Person 4: si be me the territorial emergency is carried out by anesthesiologists who intervene, called by the nurse who should have the drugs but do not supply them, for a glucose at 33% in a patient with 40 mg/dL of blood sugar. While the volunteers intervene alone on an anaphylactic shock, because the only two health workers are both on the same service. Waste is people's lives… it's using anesthesiologists to be nurses and volunteers to be anesthesiologists.
Moderator: ….I am speechless…
Ed:
In 2017, the National Health Service wasted over 21 billion euros, almost one euro out of five. The Gimbe Foundation calculated it in its own sustainability report. They come updated estimates on the impact of waste on public health expenditure in 2017 – reads the document, – 21.59 billion euros eroded by overuse of ineffective or inappropriate healthcare services and benefits (6.48 billion), fraud and abuse (4.75 billion), excessive cost purchases (2.16 billion), underuse of effective and appropriate services and benefits (3.24 billion), administrative complexities (2.37 billion), inadequate coordination of assistance (2.5 9 billion). Preliminary estimates show that 19% of public spending, at least 40% of out-of-pocket spending (private spending) and 50% of intermediated spending (by funds or insurance) do not produce any return in terms of health. (Health and wellness)

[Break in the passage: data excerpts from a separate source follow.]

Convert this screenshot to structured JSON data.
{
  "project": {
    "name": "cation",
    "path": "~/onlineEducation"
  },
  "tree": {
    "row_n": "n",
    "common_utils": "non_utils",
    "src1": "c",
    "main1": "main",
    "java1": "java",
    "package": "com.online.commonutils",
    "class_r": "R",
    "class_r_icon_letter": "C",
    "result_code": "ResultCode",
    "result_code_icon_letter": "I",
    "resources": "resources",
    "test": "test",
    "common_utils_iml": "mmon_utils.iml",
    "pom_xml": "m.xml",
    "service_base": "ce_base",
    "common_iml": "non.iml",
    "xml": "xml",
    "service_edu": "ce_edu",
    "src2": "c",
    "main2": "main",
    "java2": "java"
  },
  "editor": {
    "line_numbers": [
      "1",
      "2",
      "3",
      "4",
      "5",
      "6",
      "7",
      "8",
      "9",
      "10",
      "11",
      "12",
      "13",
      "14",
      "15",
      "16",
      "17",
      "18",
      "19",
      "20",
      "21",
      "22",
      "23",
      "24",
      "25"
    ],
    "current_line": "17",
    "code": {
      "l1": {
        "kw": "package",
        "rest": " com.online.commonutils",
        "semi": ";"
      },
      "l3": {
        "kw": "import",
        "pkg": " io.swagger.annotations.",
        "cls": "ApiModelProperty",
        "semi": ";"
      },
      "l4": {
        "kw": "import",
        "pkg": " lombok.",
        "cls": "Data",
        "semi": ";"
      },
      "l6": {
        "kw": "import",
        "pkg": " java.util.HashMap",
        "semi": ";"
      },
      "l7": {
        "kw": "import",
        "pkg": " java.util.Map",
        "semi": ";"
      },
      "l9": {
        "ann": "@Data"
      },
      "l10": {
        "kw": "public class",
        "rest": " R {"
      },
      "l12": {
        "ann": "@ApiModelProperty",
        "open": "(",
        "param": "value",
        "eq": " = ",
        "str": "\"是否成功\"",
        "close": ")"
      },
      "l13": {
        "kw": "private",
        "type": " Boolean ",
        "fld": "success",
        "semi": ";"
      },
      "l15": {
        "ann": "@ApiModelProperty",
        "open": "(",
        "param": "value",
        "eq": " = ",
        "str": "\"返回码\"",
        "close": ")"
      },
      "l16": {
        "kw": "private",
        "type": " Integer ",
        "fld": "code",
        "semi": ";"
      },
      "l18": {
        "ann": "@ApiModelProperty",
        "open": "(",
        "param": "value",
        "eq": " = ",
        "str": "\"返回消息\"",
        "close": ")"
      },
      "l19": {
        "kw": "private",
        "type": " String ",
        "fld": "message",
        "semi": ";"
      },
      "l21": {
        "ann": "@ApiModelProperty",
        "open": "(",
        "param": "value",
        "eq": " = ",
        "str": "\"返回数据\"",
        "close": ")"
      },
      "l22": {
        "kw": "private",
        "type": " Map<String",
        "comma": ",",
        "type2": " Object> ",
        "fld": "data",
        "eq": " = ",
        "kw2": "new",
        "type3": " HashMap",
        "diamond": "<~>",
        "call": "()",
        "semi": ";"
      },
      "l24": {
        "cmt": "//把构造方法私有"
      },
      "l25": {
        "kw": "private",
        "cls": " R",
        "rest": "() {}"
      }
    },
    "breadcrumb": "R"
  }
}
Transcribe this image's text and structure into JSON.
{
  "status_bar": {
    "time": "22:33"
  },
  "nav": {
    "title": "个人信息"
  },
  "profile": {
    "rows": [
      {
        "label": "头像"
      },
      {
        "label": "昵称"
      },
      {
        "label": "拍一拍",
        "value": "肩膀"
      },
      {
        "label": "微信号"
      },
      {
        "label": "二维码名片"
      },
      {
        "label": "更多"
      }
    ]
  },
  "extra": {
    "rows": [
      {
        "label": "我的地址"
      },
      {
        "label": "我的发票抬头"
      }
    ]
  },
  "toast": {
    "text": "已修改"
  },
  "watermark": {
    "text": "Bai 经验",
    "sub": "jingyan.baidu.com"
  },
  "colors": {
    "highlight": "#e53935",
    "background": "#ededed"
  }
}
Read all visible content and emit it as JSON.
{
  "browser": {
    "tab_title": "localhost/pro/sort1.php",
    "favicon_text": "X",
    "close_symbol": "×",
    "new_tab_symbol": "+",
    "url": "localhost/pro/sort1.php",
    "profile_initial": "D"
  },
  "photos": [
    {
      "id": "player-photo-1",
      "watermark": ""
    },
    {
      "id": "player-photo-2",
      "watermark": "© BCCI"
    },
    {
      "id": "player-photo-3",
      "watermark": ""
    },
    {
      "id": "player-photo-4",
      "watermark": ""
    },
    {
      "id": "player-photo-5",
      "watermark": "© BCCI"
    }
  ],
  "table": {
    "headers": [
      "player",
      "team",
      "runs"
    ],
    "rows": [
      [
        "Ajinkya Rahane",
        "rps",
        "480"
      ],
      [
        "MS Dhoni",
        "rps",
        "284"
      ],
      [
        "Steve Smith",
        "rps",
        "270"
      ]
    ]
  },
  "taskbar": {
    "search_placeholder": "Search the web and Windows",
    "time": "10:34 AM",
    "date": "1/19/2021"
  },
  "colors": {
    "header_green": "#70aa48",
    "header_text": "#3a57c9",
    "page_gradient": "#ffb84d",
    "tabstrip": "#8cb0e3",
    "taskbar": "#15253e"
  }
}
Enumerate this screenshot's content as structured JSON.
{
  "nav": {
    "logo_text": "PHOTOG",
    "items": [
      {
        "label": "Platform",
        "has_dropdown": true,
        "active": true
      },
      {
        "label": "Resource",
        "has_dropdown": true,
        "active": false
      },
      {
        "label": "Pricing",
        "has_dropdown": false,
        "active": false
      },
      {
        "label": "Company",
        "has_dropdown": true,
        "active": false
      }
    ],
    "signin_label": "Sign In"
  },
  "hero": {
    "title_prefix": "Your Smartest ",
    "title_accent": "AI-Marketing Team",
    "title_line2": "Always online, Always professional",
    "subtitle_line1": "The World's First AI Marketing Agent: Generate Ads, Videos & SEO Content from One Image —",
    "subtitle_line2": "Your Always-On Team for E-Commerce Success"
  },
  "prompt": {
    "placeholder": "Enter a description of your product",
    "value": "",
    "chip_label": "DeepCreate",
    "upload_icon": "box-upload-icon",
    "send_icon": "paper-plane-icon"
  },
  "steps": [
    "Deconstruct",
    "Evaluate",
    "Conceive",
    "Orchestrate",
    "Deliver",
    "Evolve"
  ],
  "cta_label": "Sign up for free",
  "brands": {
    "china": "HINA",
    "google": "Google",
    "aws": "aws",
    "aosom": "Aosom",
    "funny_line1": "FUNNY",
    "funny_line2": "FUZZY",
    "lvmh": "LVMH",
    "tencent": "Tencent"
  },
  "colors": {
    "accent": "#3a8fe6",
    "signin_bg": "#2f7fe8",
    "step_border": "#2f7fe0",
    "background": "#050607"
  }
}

From January to June 2019 the cases of corruption reported in the press were 387 all over Italy and the regions that record the highest number of cases are Lombardy, Sicily and Campania. The three sectors most critical: Public Administration, health and politics. What is most striking is the fact that these three sectors - so crucial in the lives of all of us - alone represent almost 2/3 of the cases reported by the media. And even 1 out of 3 cases is related to public procurement. This demonstrates once again how high the risk of corruption is in such a sensitive sector as public works (Transparency International Italy)
Corruption in healthcare is estimated in our country at €23.6 billion.
Prof. Paolo Esposito of the University of Eastern Piedmont compared the two "anti-corruption laws", i.e. the 231/2001 and the 190/2012. The resulting impression is that the anti-corruption law and the delegated decrees have not clearly traced application methods in favor of the operators, nor affected in terms of repression or prevention of corruption phenomena, above all in lack of a widespread managerial culture and training. Furthermore, the legislation has not affected the choice of managers capable of managing healthcare in the interests of the public system alone.
Looking at the experience of the ineffectiveness of the application of legislation, the risk is that we continue "to act like that guy who was looking for his keys under a lamppost, not because he had lost them there, but because that was the only lighted point on the road" (Fitoussi, 2013). We need to go and look for the causes of the corruption phenomena and analyze them, without limiting ourselves to looking only where we know and continuing to make mistakes. The resources are there but they take a wrong turn. (Antonio Magi Sumai)
In all this devastating chaos, what does ANAC do? It elaborates the so-called anti-corruption codes which impose abstruse bureaucratic and formal forms which do not affect the phenomenon at all, but block the performance of the working activity. Those who want to corrupt, or be corrupted, will certainly be more diligent in observing the codes, the more honest, discouraged, are destined to abandon the field, irreparably polluted by corruptors and corrupted people who modify the market according to their interests.
The case of Scientific Informers is emblematic, blamed for ignorance. None of the 387 corruption cases in Italy in the first six months of 2019 involved ISFs, but in two or three cases they were identified as ISFs: Area Managers, Company Executives, sales representatives. According to the law, none of these have anything to do with the ISF. But it is easy to hit and feed the press the ISF, which some indicate as stakeholders, distracting and thus leaving the real stakeholders undisturbed.